In the two weeks before he was killed, Clinkunbroomer worked 80 hours of regular time and 69 hours of overtime, Gage said.

He worked a double shift on Sept. 15. He got off at 8 a.m. Sept. 16, went home, slept a few hours and was back at the station at 4 p.m. to start his shift. He was killed two hours later, Kim Clinkunbroomer said.

“I fully believe, fully believe, that if my son was not overworked that he would have been in a better position to not be where he is today,” she said.

Kim Clinkunbroomer comes from a family of law enforcement that spans four generations. She worked for the sheriff’s department for about 10 years.

“Those men and women that put that badge on put it on with pride to do the best job they can, but they need to have the working conditions to do the best job that they can,” she said.

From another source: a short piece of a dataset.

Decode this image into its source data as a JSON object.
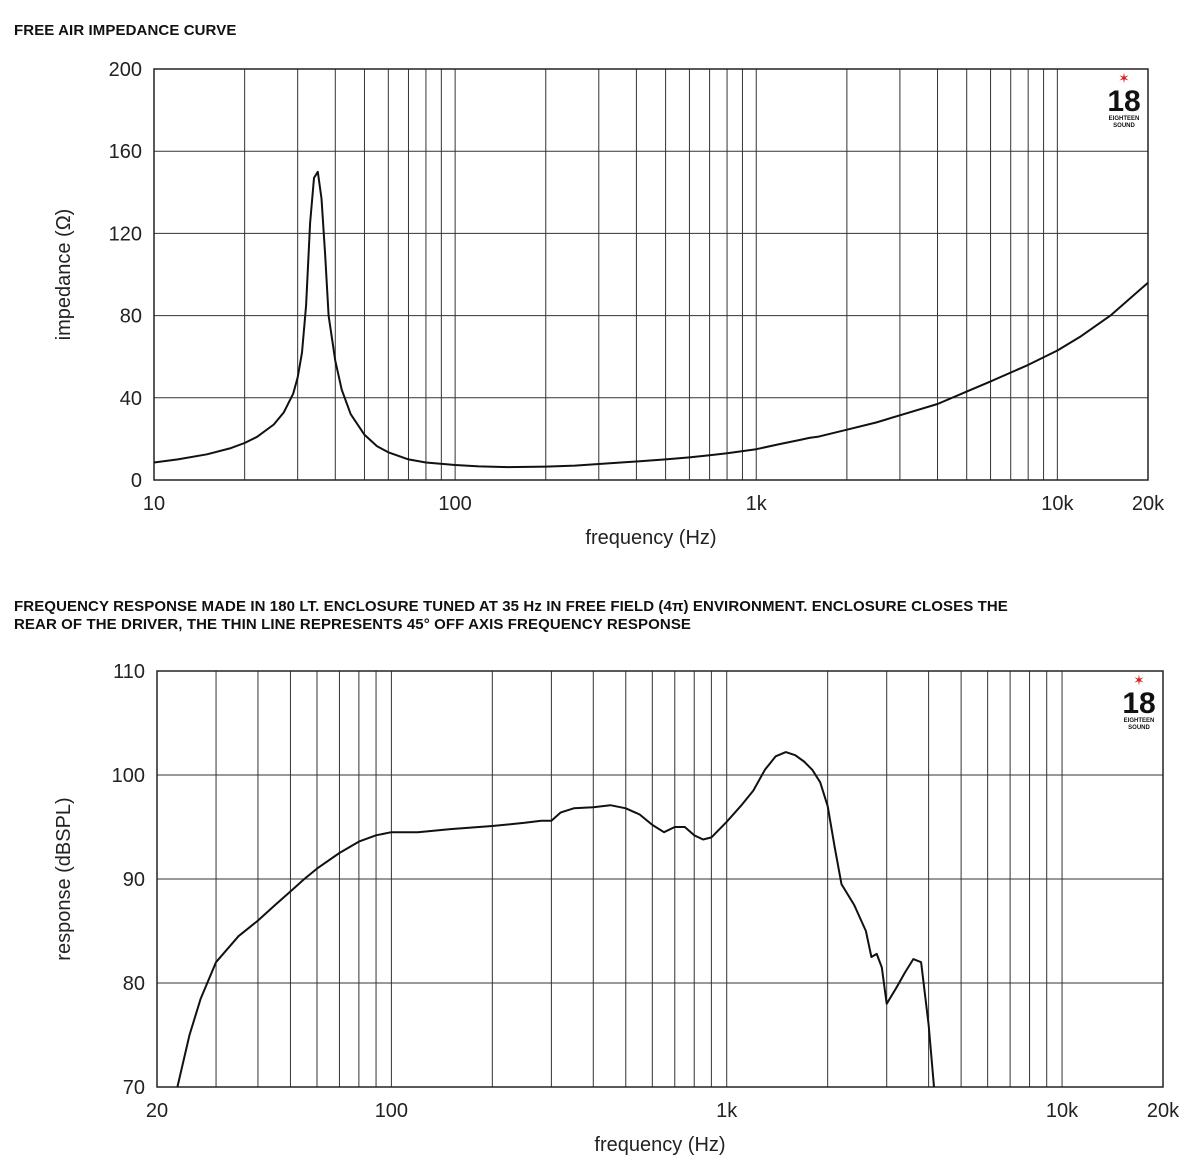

Deputy Clinkunbroomer had been with the Palmdale station since July 2018. He served as a field training officer.

“It takes an extraordinary amount of skill and ability to be selected,” said Michael Clinkunbroomer, who served with the LA County Sheriff’s Department for about 30 years and retired with the rank of lieutenant.

“For several years he taught brand-new deputies to patrol, area awareness, threat assessment and how to properly respond to a threat, all of which didn’t happen,” he said. “It’s very clear, I think to us, had he not been fatigued and exhausted, he would have responded safely and he’d be here today.”

Michael Clinkunbroomer worked three years in patrol as a field sergeant.

“My No.1 goal as a field sergeant was to ensure that those deputies went home every night, and I can’t do that for my son anymore,” he said.